Britain and Germany teamed up on Friday in warning Bosnia not to shun a European Union initiative to unblock the Balkan country's stalled bid to join the bloc, saying the offer would not be repeated.
The EU has agreed a plan drafted by London and Berlin to release funds for Bosnia and endorse a long-delayed pre-membership pact in the hope of spurring economic and eventually political reform in a country still dogged by ethnic divisions left over from a 1992-95 war.
The initiative requires leaders of Bosnia's Muslim Bosniaks, Catholic Croats and Orthodox Serbs to make a written commitment to institutional reform at all levels of their highly-decentralized state and agree an agenda for broader political and economic changes.
Bosnia's tripartite presidency - comprising a Bosniak, Croat and Serb - has signed up, and the national parliament elected in October is expected to endorse the plan.

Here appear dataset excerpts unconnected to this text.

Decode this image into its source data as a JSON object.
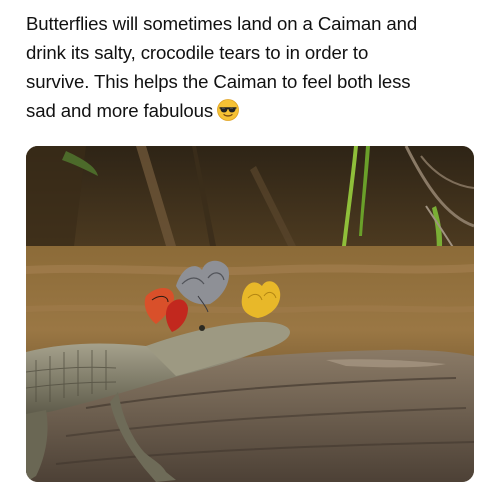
{
  "post": {
    "caption_lines": [
      "Butterflies will sometimes land on a Caiman and",
      "drink its salty, crocodile tears to in order to",
      "survive. This helps the Caiman to feel both less",
      "sad and more fabulous"
    ],
    "emoji": "smiling-face-with-sunglasses-emoji"
  },
  "photo": {
    "subject": "caiman-with-butterflies",
    "colors": {
      "water": "#8a6a3a",
      "log": "#6b5b4c",
      "caiman": "#8d8a72",
      "butterfly_orange": "#d9502a",
      "butterfly_red": "#c2281e",
      "butterfly_yellow": "#e8b829",
      "butterfly_gray": "#8e9096"
    }
  }
}
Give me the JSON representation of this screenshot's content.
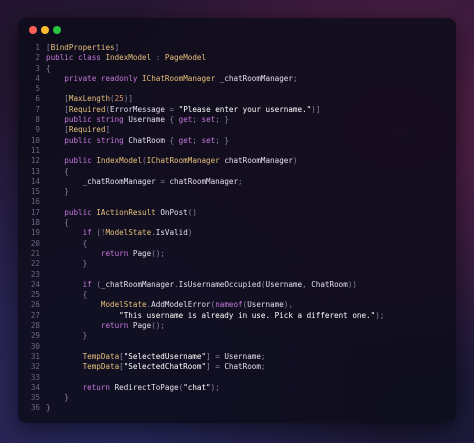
{
  "window": {
    "controls": {
      "close_color": "#ff5f57",
      "minimize_color": "#febc2e",
      "maximize_color": "#28c840"
    }
  },
  "code": {
    "lines": [
      {
        "n": "1",
        "t": "[BindProperties]"
      },
      {
        "n": "2",
        "t": "public class IndexModel : PageModel"
      },
      {
        "n": "3",
        "t": "{"
      },
      {
        "n": "4",
        "t": "    private readonly IChatRoomManager _chatRoomManager;"
      },
      {
        "n": "5",
        "t": ""
      },
      {
        "n": "6",
        "t": "    [MaxLength(25)]"
      },
      {
        "n": "7",
        "t": "    [Required(ErrorMessage = \"Please enter your username.\")]"
      },
      {
        "n": "8",
        "t": "    public string Username { get; set; }"
      },
      {
        "n": "9",
        "t": "    [Required]"
      },
      {
        "n": "10",
        "t": "    public string ChatRoom { get; set; }"
      },
      {
        "n": "11",
        "t": ""
      },
      {
        "n": "12",
        "t": "    public IndexModel(IChatRoomManager chatRoomManager)"
      },
      {
        "n": "13",
        "t": "    {"
      },
      {
        "n": "14",
        "t": "        _chatRoomManager = chatRoomManager;"
      },
      {
        "n": "15",
        "t": "    }"
      },
      {
        "n": "16",
        "t": ""
      },
      {
        "n": "17",
        "t": "    public IActionResult OnPost()"
      },
      {
        "n": "18",
        "t": "    {"
      },
      {
        "n": "19",
        "t": "        if (!ModelState.IsValid)"
      },
      {
        "n": "20",
        "t": "        {"
      },
      {
        "n": "21",
        "t": "            return Page();"
      },
      {
        "n": "22",
        "t": "        }"
      },
      {
        "n": "23",
        "t": ""
      },
      {
        "n": "24",
        "t": "        if (_chatRoomManager.IsUsernameOccupied(Username, ChatRoom))"
      },
      {
        "n": "25",
        "t": "        {"
      },
      {
        "n": "26",
        "t": "            ModelState.AddModelError(nameof(Username),"
      },
      {
        "n": "27",
        "t": "                \"This username is already in use. Pick a different one.\");"
      },
      {
        "n": "28",
        "t": "            return Page();"
      },
      {
        "n": "29",
        "t": "        }"
      },
      {
        "n": "30",
        "t": ""
      },
      {
        "n": "31",
        "t": "        TempData[\"SelectedUsername\"] = Username;"
      },
      {
        "n": "32",
        "t": "        TempData[\"SelectedChatRoom\"] = ChatRoom;"
      },
      {
        "n": "33",
        "t": ""
      },
      {
        "n": "34",
        "t": "        return RedirectToPage(\"chat\");"
      },
      {
        "n": "35",
        "t": "    }"
      },
      {
        "n": "36",
        "t": "}"
      }
    ]
  }
}
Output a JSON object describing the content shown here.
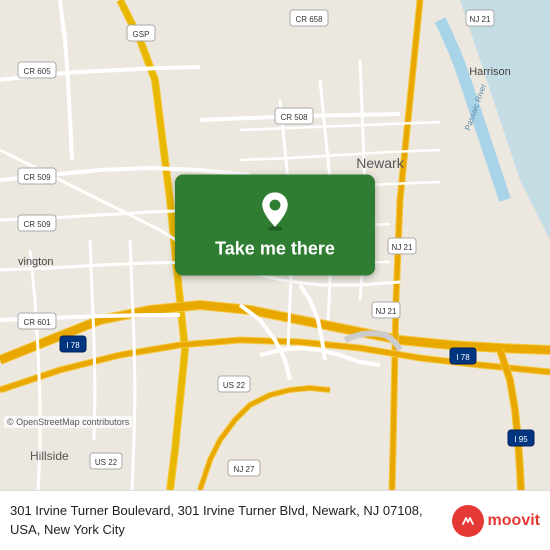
{
  "map": {
    "background_color": "#e8e0d8",
    "center_lat": 40.724,
    "center_lng": -74.172
  },
  "button": {
    "label": "Take me there",
    "background_color": "#2e7d32"
  },
  "attribution": {
    "text": "© OpenStreetMap contributors"
  },
  "address": {
    "full": "301 Irvine Turner Boulevard, 301 Irvine Turner Blvd, Newark, NJ 07108, USA, New York City"
  },
  "branding": {
    "logo_text": "moovit",
    "logo_color": "#e53935"
  },
  "road_labels": [
    "CR 605",
    "GSP",
    "CR 658",
    "NJ 21",
    "Harrison",
    "CR 509",
    "CR 508",
    "Passaic River",
    "CR 509",
    "Newark",
    "vington",
    "NJ 21",
    "CR 601",
    "NJ 21",
    "I 78",
    "I 78",
    "US 22",
    "NJ 27",
    "I 95",
    "Hillside",
    "US 22"
  ]
}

But British Foreign Secretary Philip Hammond, visiting with his German counterpart Frank-Walter Steinmeier, said the written commitment would need the signature of all 14 parties that won seats in the election.
Milorad Dodik, the leader of Bosnia's autonomous Serb Republic, has voiced doubts, suggesting the European Union wants to dismantle much of his region's autonomy, and it is uncertain whether he will sign up.
"What the EU has put on the table is a good offer and I would say to you candidly, it is an unrepeatable offer," Hammond said in a speech to the Bosnian parliament. "It is in everybody's interests that Bosnia-Herzegovina seizes this opportunity," he said.
Brussels was spurred into action by days of civil unrest in Bosnia in February last year over unemployment, corruption and political and economic stagnation that has roots in an unwieldy system of ethnic quotas laid down in a 1995 peace deal.
Alluding to Dodik's doubts, Hammond denied the EU harbored any "hidden agenda" to centralize the Bosnian state and warned of the risks of failing to act.
"...There is no time for delay, for prevarication or for obstructionism from any quarter," he said.
Steinmeier echoed the warning, telling reporters: "Political party leaders were today unanimous that reform is possible and that they must push it forward. Otherwise, they will face growing social discontent."